Salesforce AI Cloud integrates with Einstein, Slack, Flow, MuleSoft, Tableau and Data cloud. It’s part of an open ecosystem of LLMs and can host LLMs from Amazon Web Services (AWS), Cohere, Anthropic and others. Salesforce encourages the Bring Your Own Model (BYOM) concept of LLMs, meaning that customers who have their own domain-specific LLMs can still use AI Cloud while storing data in their own infrastructures. They’ll be able to connect to the through the Einstein GPT Trust Layer.
Salesforce moving forward
In addition to the shakeup in leadership announced at the start of the piece, Salesforce also recently appointed a new CEO of Salesforce AI, Clara Shih. This shows a clear commitment on the part of Salesforce to continue to make AI a priority for its CRM solutions and hopefully alleviate some of the concerns the company has seen in the past year. Without knowing what’s ahead for Salesforce, I’d guess it’s more of this: leaps in enhancing productivity and value for its customers through generative AI. [MB2] Now that the system is in place, I would expect new tools and features to be announced regularly moving forward. In fact, in addition to announcing AI Cloud, Salesforce announced it has doubled its venture capital availability for generative AI startups to a cool $500 million.

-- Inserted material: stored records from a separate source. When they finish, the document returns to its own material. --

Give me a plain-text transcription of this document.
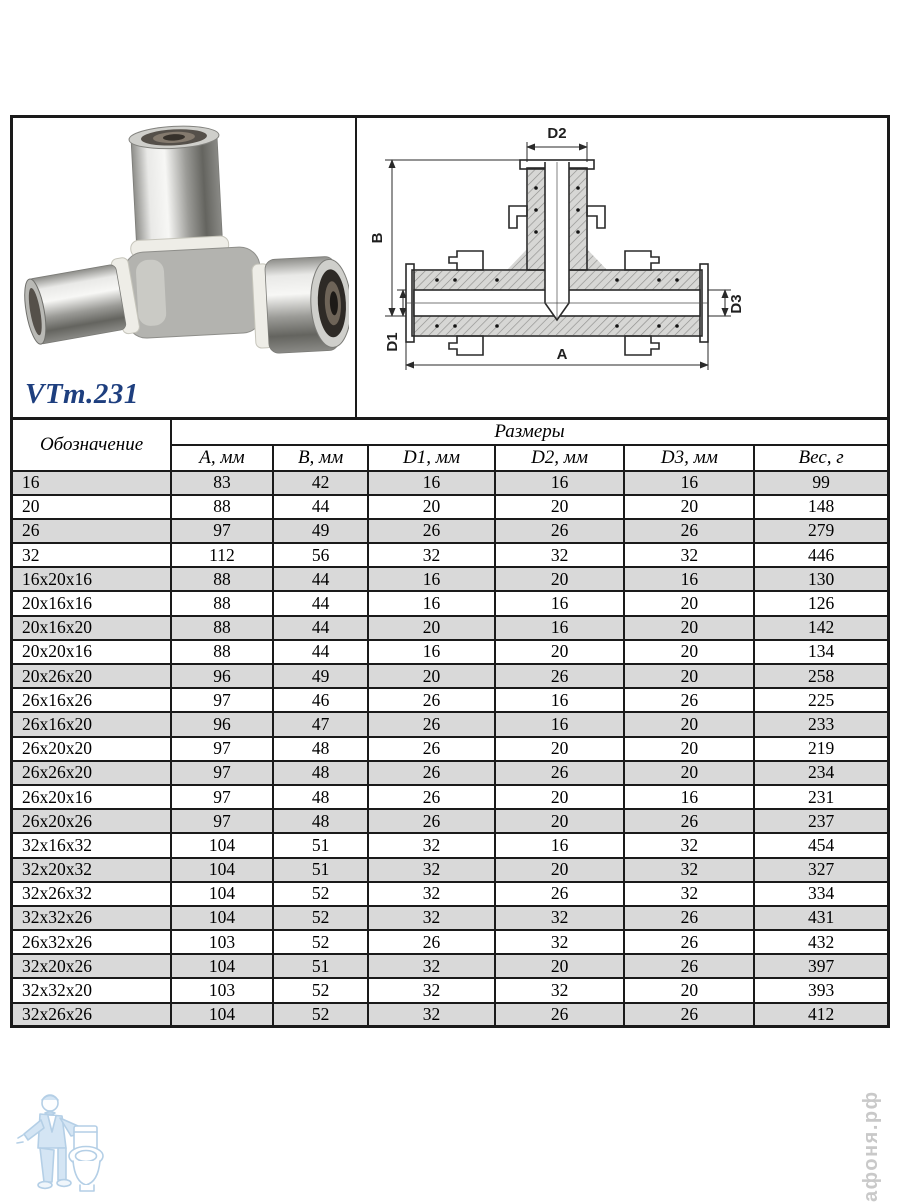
VTm.231
D2
B
D1
D3
A
Обозначение	Размеры					
	А, мм	В, мм	D1, мм	D2, мм	D3, мм	Вес, г
16	83	42	16	16	16	99
20	88	44	20	20	20	148
26	97	49	26	26	26	279
32	112	56	32	32	32	446
16x20x16	88	44	16	20	16	130
20x16x16	88	44	16	16	20	126
20x16x20	88	44	20	16	20	142
20x20x16	88	44	16	20	20	134
20x26x20	96	49	20	26	20	258
26x16x26	97	46	26	16	26	225
26x16x20	96	47	26	16	20	233
26x20x20	97	48	26	20	20	219
26x26x20	97	48	26	26	20	234
26x20x16	97	48	26	20	16	231
26x20x26	97	48	26	20	26	237
32x16x32	104	51	32	16	32	454
32x20x32	104	51	32	20	32	327
32x26x32	104	52	32	26	32	334
32x32x26	104	52	32	32	26	431
26x32x26	103	52	26	32	26	432
32x20x26	104	51	32	20	26	397
32x32x20	103	52	32	32	20	393
32x26x26	104	52	32	26	26	412
афоня.рф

When will Salesforce AI Cloud be available?
According to Salesforce, customers are already using many of Salesforce’s new AI capabilities, including AAA, RBC US Wealth Management and Gucci. The AI Cloud “Starter Pack” is set to cost $360,000 per year, meaning it won’t necessarily be “accessible” for smaller businesses. The Einstein GPT Trust Layer will be available this month. I expect the pricing and packages to continue to evolve quickly to address the broader Salesforce customer base as this technology is designed to help companies of all sizes. Furthermore, I expect Salesforce AI Cloud to be an incremental boost to revenue and an important capability to not only win new clients, but retain its market share as well.
I think one of the main reasons they are able to move so quickly now is they have been committed to and invested in AI, with directive from the top, for nearly 10 years. While questions have arisen to the efficacy of its early efforts, it is obvious that Salesforce was ready for the moment. The company has built, as an early AI innovator, all the fundamentals it takes to succeed with AI; focused on what they thought AI could do for them, realizing they had the right kinds of use cases (predictive) and that they could potentially leverage significant, clean data (AI fuel). Its corporate culture is conducive to innovation, and it is focused to not let egos mess with the mission.